Mais personne ne voulait se rendre compte que le nouveau fusil à répétition, à poudre sans fumée, manié par des tireurs de sang-froid, avait une puissance insoupçonnée jusqu’alors. Pour s’en convaincre, il fallut d’autres revers. Aussi voit-on les mêmes procédés amener les mêmes défaites. Elles se produisirent le 23 novembre à Belmont, le 25 novembre à Euslin, le 29 novembre sur la Modder-River, où la division de lord Methuen, en marche pour débloquer Kimberley procède par attaques directes.

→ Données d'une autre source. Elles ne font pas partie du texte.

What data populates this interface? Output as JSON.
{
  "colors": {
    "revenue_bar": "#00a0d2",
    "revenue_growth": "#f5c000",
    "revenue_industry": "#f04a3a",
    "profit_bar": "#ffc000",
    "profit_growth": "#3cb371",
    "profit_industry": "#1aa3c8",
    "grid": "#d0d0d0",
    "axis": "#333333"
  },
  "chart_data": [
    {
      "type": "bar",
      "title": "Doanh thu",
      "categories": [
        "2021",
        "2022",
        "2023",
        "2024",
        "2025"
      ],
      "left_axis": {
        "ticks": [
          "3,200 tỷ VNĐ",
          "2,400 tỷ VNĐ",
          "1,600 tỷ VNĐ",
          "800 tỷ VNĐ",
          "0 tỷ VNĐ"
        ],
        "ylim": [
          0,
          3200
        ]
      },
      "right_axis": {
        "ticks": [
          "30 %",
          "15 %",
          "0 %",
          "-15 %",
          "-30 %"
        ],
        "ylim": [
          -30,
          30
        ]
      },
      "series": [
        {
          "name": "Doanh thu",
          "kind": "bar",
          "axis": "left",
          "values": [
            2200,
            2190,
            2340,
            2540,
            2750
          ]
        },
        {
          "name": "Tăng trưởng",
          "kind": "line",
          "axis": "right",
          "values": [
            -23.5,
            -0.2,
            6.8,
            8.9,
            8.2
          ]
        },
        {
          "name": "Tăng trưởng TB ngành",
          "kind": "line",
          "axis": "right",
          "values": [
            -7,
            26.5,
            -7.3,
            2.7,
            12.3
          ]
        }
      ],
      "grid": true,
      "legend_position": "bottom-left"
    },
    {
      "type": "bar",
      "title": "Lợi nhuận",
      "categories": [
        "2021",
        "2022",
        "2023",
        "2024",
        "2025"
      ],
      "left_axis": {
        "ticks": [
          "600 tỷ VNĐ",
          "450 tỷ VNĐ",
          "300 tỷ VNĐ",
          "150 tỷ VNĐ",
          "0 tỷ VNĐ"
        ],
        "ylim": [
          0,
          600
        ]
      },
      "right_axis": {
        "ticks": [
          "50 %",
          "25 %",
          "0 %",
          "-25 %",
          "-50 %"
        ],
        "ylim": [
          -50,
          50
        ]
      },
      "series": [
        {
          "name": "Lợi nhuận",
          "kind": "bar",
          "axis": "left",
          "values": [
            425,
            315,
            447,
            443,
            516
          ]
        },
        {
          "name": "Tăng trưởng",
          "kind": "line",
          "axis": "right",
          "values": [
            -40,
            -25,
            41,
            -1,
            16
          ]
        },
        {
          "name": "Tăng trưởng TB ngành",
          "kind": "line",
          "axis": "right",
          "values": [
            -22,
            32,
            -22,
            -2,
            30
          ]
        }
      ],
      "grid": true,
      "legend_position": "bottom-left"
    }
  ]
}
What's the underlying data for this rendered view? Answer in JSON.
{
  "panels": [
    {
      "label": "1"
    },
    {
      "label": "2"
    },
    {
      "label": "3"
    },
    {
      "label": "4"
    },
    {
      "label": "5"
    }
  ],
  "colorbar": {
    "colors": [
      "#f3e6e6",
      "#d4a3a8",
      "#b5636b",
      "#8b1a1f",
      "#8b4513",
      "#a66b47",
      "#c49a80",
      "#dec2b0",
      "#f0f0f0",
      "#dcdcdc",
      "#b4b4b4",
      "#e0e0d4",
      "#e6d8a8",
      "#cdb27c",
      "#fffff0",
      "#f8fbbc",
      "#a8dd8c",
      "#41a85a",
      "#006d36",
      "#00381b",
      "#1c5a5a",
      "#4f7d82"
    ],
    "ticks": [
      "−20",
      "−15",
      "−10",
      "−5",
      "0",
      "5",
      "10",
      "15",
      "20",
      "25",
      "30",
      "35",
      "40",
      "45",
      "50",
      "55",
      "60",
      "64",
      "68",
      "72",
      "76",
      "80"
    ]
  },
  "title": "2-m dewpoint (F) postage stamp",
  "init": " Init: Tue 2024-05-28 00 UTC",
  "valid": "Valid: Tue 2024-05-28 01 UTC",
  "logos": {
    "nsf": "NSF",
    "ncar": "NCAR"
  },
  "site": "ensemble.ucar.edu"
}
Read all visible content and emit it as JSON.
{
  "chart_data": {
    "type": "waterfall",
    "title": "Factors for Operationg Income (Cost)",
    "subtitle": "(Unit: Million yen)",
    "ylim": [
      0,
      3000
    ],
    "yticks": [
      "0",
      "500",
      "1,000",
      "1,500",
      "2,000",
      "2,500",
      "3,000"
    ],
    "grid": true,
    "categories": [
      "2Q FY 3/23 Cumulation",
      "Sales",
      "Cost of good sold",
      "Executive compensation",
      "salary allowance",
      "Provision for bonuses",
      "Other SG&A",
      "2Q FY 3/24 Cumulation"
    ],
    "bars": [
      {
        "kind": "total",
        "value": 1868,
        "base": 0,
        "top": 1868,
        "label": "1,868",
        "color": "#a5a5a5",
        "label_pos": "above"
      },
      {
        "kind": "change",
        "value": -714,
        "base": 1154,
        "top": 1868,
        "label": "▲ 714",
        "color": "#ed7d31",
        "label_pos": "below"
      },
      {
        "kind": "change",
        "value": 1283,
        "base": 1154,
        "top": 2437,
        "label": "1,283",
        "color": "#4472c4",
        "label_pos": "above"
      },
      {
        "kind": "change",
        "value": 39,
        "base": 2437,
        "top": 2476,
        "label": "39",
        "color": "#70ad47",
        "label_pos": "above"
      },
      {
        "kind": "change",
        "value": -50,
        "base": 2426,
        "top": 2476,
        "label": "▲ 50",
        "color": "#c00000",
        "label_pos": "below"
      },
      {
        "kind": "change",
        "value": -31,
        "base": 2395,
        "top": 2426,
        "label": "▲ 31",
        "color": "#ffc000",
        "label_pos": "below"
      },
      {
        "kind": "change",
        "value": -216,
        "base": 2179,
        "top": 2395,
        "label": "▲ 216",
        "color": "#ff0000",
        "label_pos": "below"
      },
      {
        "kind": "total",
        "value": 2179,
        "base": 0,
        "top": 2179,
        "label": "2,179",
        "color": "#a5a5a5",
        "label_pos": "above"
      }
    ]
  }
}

L’infanterie se fixe sur l’objectif qui est en face d’elle, s’immobilise dans ses formations, et se fait détruire.

Plus tard, ce sont les désastres de Maggersfontein, Stromberg et Colenso. Les troupes se heurtent à l’ennemi sans avoir éclairé leur situation par un combat de reconnaissance. Elles emploient des formations profondes, formées de panneaux successifs qui recueillent tout le plomb envoyé par l’adversaire. A Colenso (16 décembre 1899), dans l’attaque de l’Ouest, la brigade d’infanterie se porte en avant en colonnes de masses. L’artillerie ouvre le feu à 4 000 mètres. L’infanterie s’avance avec un bataillon en première ligne déployée, les trois autres bataillons en réserve. Les trois compagnies de la brigade de tête (Dublin fusiliers) ont chacune un peloton en tirailleurs, les trois autres sont en soutien.

Derrière, suivent les trois autres bataillons, Connaught-Rangers, Inniskillings et Borders. Les Boers ont envoyé quelques obus, mais réservent leur feu de mousqueterie. Sans tirer, ils laissent approcher jusqu’à 1 200 mètres. Alors, ensemble, ils ouvrent le feu. Les Connaught-Rangers ont ordre de se déployer à droite des Dublin. Naturellement, sous cette violente fusillade, ils ne peuvent pas appuyer et vont se fondre dans les Dublin. Les Inniskilling, qui devaient marcher à la droite des Connaught, sont saisis par le feu et cloués en arrière. Les Borders ne peuvent plus avancer. L’affaire, commencée à 5 h. 40, est finie à 10 heures. Les troupes se replient. De nombreuses fractions ne peuvent même pas se retirer des abris. Elles y restent couchées, et, à la fin du combat, sont forcées de se rendre.